# Savage A22 WMR



## deerpoacher1970 (Feb 3, 2018)

Just purchased a new Savage A22 WMR  and will not shoot Winchester ammo looks to me like firing pin is not hitting hard enough I have heard that winchester case's are harder anyone have any experience with this.


----------



## Yotedawg (Feb 3, 2018)

Shouldn't matter about the ammo casing being harder. The gun should hit it hard enough for ignition. If it's a new gun as you stated, I would take it back to the store you purchased from and let them make it good.


----------



## Hillbilly stalker (Feb 4, 2018)

Clean it good.
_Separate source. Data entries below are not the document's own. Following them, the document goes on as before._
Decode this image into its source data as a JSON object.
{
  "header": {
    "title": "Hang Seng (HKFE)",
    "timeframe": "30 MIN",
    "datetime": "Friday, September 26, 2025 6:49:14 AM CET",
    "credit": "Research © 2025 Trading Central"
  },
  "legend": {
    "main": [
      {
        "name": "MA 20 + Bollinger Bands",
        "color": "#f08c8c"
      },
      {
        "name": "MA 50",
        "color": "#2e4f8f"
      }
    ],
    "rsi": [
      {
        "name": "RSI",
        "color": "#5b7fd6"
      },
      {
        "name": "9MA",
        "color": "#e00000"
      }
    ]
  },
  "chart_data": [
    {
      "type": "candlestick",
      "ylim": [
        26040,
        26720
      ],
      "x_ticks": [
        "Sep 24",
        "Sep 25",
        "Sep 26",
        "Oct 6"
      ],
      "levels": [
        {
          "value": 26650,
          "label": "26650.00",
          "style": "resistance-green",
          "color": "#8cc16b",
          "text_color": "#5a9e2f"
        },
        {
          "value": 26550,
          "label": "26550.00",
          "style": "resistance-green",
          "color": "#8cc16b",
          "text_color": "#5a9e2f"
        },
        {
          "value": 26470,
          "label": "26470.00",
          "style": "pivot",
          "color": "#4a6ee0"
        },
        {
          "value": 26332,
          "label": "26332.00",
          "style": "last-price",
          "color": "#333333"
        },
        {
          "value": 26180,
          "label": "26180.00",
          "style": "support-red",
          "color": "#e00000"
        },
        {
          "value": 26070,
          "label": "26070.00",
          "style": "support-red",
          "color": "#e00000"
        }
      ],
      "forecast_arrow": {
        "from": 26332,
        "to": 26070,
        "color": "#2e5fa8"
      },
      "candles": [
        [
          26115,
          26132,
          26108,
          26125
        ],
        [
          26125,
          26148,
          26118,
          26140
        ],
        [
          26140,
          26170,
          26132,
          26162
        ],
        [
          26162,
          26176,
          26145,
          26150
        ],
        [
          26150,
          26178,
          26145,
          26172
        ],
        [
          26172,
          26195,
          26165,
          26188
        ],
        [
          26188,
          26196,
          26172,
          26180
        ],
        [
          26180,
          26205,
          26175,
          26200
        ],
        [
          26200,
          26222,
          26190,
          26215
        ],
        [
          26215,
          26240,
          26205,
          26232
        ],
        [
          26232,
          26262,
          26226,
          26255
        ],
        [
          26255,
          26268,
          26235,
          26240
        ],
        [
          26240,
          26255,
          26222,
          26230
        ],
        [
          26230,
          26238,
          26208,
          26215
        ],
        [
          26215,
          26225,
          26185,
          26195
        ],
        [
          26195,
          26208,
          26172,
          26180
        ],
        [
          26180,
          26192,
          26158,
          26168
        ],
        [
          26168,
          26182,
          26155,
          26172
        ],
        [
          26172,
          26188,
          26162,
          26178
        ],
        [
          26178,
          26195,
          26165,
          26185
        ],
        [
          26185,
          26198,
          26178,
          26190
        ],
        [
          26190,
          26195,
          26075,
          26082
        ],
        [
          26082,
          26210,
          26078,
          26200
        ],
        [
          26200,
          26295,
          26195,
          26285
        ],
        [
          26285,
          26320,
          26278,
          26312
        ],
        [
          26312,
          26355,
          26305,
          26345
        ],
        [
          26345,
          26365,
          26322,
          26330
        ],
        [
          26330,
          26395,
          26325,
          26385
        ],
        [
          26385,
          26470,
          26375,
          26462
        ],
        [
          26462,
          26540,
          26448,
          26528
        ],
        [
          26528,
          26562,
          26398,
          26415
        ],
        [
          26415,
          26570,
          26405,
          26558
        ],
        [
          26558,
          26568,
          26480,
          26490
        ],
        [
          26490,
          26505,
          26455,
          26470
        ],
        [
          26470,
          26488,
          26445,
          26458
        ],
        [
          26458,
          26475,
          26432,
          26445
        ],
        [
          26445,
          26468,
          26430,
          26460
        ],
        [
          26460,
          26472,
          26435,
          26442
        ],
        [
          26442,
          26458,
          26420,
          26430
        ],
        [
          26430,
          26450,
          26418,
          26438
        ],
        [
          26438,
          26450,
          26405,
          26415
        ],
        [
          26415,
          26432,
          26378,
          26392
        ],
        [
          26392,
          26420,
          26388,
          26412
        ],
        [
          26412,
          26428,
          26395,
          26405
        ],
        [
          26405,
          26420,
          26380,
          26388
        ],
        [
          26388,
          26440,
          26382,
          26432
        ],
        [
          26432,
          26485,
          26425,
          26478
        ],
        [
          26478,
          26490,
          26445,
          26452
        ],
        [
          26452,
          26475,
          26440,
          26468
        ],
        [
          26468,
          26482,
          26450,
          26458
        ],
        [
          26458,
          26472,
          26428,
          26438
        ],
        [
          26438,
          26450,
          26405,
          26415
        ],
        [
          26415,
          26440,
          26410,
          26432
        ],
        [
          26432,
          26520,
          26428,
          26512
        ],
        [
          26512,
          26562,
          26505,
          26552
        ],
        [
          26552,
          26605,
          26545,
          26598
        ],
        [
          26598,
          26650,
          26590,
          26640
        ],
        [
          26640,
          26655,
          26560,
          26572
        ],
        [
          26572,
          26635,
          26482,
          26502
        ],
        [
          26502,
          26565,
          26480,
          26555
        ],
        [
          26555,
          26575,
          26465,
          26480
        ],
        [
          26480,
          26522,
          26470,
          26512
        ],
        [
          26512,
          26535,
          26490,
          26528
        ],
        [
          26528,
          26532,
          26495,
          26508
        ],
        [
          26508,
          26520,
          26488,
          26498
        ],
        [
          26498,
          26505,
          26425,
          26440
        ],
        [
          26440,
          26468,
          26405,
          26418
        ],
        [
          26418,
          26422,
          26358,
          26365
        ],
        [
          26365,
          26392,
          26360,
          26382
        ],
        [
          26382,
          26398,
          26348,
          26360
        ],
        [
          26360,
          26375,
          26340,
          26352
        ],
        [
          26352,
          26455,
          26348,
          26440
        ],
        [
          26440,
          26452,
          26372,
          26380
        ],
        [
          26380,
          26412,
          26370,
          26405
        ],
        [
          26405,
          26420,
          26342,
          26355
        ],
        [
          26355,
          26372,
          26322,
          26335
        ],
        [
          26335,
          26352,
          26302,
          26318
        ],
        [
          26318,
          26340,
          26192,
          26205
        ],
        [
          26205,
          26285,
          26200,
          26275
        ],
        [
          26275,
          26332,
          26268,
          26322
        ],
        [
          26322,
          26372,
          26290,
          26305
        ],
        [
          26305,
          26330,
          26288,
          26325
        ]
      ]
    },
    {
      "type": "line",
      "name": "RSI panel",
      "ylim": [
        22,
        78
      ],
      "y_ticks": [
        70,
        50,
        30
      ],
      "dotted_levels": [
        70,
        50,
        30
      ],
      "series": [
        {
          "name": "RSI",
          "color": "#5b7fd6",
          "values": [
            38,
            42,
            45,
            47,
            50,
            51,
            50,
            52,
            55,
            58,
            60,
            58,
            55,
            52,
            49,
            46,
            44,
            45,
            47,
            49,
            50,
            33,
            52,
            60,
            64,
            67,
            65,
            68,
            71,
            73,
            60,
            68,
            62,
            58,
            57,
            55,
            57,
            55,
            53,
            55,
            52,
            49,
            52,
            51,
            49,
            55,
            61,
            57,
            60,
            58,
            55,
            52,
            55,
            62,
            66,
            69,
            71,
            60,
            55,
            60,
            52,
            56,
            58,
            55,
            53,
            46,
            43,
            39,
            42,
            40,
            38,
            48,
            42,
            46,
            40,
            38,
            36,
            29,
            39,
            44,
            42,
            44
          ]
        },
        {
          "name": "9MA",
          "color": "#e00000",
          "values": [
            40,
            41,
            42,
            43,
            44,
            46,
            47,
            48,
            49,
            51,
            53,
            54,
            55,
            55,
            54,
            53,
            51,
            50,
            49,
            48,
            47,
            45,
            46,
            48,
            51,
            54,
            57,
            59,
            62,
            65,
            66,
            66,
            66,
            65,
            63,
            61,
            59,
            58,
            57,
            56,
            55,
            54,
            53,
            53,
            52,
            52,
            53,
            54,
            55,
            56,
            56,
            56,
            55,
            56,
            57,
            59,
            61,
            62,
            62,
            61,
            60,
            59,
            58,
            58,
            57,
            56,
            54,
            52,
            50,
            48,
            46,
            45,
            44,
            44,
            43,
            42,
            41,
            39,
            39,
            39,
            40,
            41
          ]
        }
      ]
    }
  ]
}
Packing grease or too much lube acts like a hydraulic. Does it shoot other brands alright ?


----------



## deerpoacher1970 (Feb 4, 2018)

Hillbilly stalker said:


> Clean it good. Packing grease or too much lube acts like a hydraulic. Does it shoot other brands alright ?


Yes it shoots CCI great no problems.


----------



## Hillbilly stalker (Feb 5, 2018)

I have had a lot of trouble with Winchester white box. They swell so bad that I have to dig them out of my .22 rifle with a knife. Their white box shotgun shells also swell so bad they have to be dug out of my single shot. They have really lowered their quality control. I would try different shells before anything . Its not every brick....but enough that its a pain. My Ruger American Rimfire will not feed a lot of Remington shells for some reason, but will any other. Good luck.


----------



## jmoser (Feb 6, 2018)

Case dimensions and bullet profile can cause issues; Check 2 things:

1] bump the bolt closed with your hand after loading [like the fwd assist on an AR.]  Some rounds go in just far enough so the gun will fire [in battery] but the pin just pushes the cartridge forward the last little bit.

2] load and eject an unfired round, see if it ejects easily and if you can see any marks on the bullet where it may be contacting the rifling.  This can result in [1] above, the pin pushes the case forward robbing it of energy needed to pop the primer.

2(a)] With bolt open try hand loading a round, push in with a flexible coffee stirrer / popcicle stick etc.  See if you can fully seat the rim without excess force.  Then see if you can extract easily with a thin strip of plastic cut from a gift card or similar 'thinner than a credit card' piece.  [Clear 'clamshell' packaging works well for this if not too thick.]  Idea is to make sure the cartridge is fully seated and cannot move fwd when hit.

If none of these then try to measure rim thickness of good/bad ammo.  This can vary.

It could be an issue with firing pin protrusion and/or headspace but if CCI / Remmy ammo works fine I suspect its something in that specific Win case/bullet.


----------



## deerpoacher1970 (Feb 11, 2018)

Problem solved took rifle apart and cleaned good shot a full mag full without a hiccup.


----------



## jmoser (Feb 12, 2018)

deerpoacher1970 said:


> Problem solved took rifle apart and cleaned good shot a full mag full without a hiccup.



Funny how that fixes a lot of rimfires !!!  They do sure gunk up semiautos.

Glad to hear.


----------